Le soir, il y avait grand concert à la villa Borghèse : le palais et les jardins étaient illuminés, et une de ces belles nuits d’Italie toute ruisselante de lumières suspendait à la cime des grands arbres les étoiles comme des fruits d’or. Les statues des bosquets ressemblaient à des femmes craintives qui se cachaient pour entendre les airs mélodieux s’échappant des salons par les fenêtres ouvertes. Aux chants succédaient des morceaux de musique instrumentale. Il y eut un moment où tous les assistants se pressèrent dans la galerie des marbres : une main exercée venait de faire entendre quelques préludes sur le clavecin : » C’est lui ! c’est lui ! disait-on ; c’est la merveille de l’Allemagne ! » et chacun désignait du geste l’enfant à l’habit vert qui méditait le matin dans la chapelle Sixtine. L’ambassadeur d’Autriche se tenait près de lui, le coude appuyé sur le clavecin, l’encourageant du regard. Tout à coup, au prélude de l’instrument, la voix de l’enfant s’élève, et il entonne avec force et suavité le Miserere d’Allegri, qui jamais n’avait retenti avec plus de vérité et de précision.

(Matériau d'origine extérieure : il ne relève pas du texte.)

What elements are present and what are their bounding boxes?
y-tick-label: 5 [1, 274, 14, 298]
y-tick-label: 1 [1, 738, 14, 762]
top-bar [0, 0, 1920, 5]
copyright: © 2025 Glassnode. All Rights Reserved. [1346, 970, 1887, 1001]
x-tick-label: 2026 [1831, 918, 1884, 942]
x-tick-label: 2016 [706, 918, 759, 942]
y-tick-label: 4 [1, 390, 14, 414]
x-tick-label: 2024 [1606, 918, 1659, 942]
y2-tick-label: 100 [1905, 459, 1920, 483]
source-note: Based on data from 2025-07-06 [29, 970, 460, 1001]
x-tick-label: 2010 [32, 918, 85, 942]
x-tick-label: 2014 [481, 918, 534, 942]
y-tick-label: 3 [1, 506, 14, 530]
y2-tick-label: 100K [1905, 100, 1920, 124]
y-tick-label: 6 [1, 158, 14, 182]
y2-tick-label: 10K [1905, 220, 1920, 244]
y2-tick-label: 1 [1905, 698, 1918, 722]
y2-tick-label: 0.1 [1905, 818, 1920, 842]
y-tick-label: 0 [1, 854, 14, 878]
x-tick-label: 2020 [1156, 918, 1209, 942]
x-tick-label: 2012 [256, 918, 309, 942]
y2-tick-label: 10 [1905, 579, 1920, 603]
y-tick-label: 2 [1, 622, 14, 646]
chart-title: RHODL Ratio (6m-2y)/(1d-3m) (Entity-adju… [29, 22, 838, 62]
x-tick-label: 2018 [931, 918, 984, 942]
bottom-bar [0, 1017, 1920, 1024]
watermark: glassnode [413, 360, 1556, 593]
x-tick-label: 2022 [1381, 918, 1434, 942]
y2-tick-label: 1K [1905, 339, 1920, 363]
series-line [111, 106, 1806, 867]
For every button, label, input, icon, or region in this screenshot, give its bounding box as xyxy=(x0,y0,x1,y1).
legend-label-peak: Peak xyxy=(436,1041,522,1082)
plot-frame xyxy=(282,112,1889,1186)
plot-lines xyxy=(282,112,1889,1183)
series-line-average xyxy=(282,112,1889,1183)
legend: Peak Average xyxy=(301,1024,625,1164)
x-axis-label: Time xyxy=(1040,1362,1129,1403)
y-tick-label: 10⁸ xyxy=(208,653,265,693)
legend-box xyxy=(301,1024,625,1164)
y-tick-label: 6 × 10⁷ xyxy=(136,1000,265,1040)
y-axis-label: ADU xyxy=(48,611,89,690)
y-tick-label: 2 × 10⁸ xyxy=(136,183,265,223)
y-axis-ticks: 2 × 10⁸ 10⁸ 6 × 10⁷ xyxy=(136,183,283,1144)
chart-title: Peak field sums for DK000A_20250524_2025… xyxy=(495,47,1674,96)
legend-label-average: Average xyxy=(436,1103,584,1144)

Tous restaient béants de surprise et d’admiration : quelques-uns criaient au miracle, d’autres parlaient de profanation et de vol.
» Pour qu’il sache aussi parfaitement ce chant, il faut qu’il l’ait écrit pendant qu’on l’exécutait, dirent plusieurs.
— Oui, oui, il l’a écrit, s’écria un cardinal, le même qui le matin avait observé l’enfant dans la chapelle Sixtine.
— Votre Éminence en est-elle bien sûre ? répliqua l’ambassadeur d’Autriche, qui, tenant par la main le jeune musicien, s’approcha du cardinal.